Après M. Marcelin Albert, M. Ferroul a pris la parole, et lui aussi a été couvert d’acclamations bruyantes. « Depuis, a-t-il dit, que j’assiste à ce mouvement prodigieux de la population du Languedoc et de la Catalogne française, » — remarquez en passant ce mot : la Catalogne française. — « debout pour réclamer directement des pouvoirs publics ce que dix ans de plaintes n’ont pu lui faire obtenir, un souvenir m’obsède : le souvenir d’une autre grande misère que près de huit cents ans n’ont pu effacer. Je veux dire le Midi albigeois dévasté, pillé, mis à sac par les barons féodaux du Nord ! » Les barons féodaux du Nord, cela veut dire aujourd’hui les producteurs de betterave et les fabricans de sucre.
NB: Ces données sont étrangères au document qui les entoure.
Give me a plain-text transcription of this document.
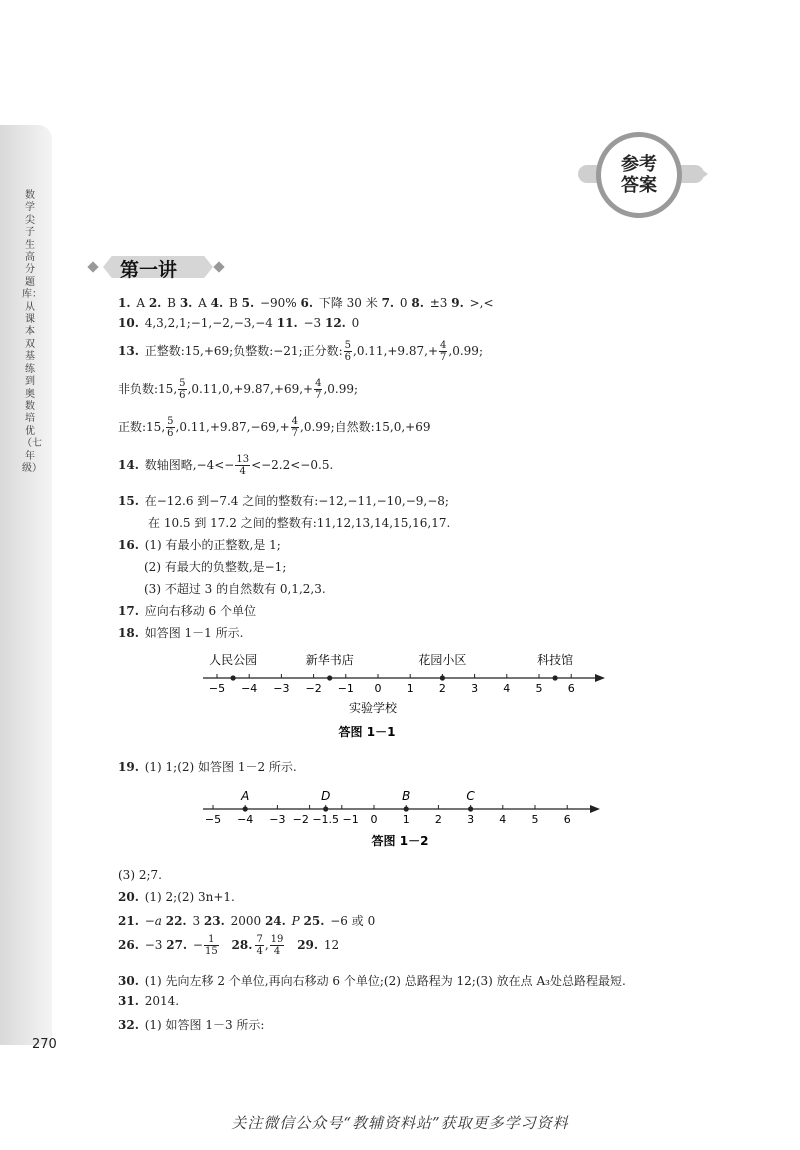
数学尖子生高分题库：从课本双基练到奥数培优（七年级）
参考
答案
第一讲
1. A 2. B 3. A 4. B 5. −90% 6. 下降 30 米 7. 0 8. ±3 9. >,<
10. 4,3,2,1;−1,−2,−3,−4 11. −3 12. 0
13. 正整数:15,+69;负整数:−21;正分数: $\frac{5}{6} ,0.11,+9.87,+ \frac{4}{7} ,0.99$;
非负数:15, $\frac{5}{6} ,0.11,0,+9.87,+69,+ \frac{4}{7} ,0.99$;
正数:15, $\frac{5}{6} ,0.11,+9.87,-69,+ \frac{4}{7} ,0.99$;自然数:15,0,+69
14. 数轴图略$,-4<- \frac{13}{4} <-2.2<-0.5$.
15. 在−12.6 到−7.4 之间的整数有:−12,−11,−10,−9,−8;
在 10.5 到 17.2 之间的整数有:11,12,13,14,15,16,17.
16. (1) 有最小的正整数,是 1;
(2) 有最大的负整数,是−1;
(3) 不超过 3 的自然数有 0,1,2,3.
17. 应向右移动 6 个单位
18. 如答图 1－1 所示.
−5 −4 −3 −2 −1 0 1 2 3 4 5 6
人民公园	新华书店	花园小区	科技馆
实验学校
答图 1－1
19. (1) 1;(2) 如答图 1－2 所示.
−5 −4 −3	0 1 2 3 4 5 6
−2 −1.5 −1
A	D	B	C
答图 1－2
(3) 2;7.
20. (1) 2;(2) 3n+1.
21. −a 22. 3 23. 2000 24. P 25. −6 或 0
26. −3 27. − $\frac{1}{15} 28$. $\frac{7}{4}$ , $\frac{19}{4} 29$. 12
30. (1) 先向左移 2 个单位,再向右移动 6 个单位;(2) 总路程为 12;(3) 放在点 A₃处总路程最短.
31. 2014.
32. (1) 如答图 1－3 所示:
270
关注微信公众号“教辅资料站”获取更多学习资料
Ainsi, nous autres, à Paris, nous vivons dans l’idée rassurante que la France est le pays du monde dont l’unité nationale est le mieux faite, le plus puissamment réalisée à travers tant de douleurs, d’espérances et de gloires communes, et que rien ne saurait l’ébranler dans les cœurs : il suffit cependant de la mévente des vins pour qu’elle soit ébranlée dans les imaginations. Et assurément c’est un symptôme dont il ne faut pas exagérer l’importance ; mais il ne faut pas non plus la méconnaître tout à fait.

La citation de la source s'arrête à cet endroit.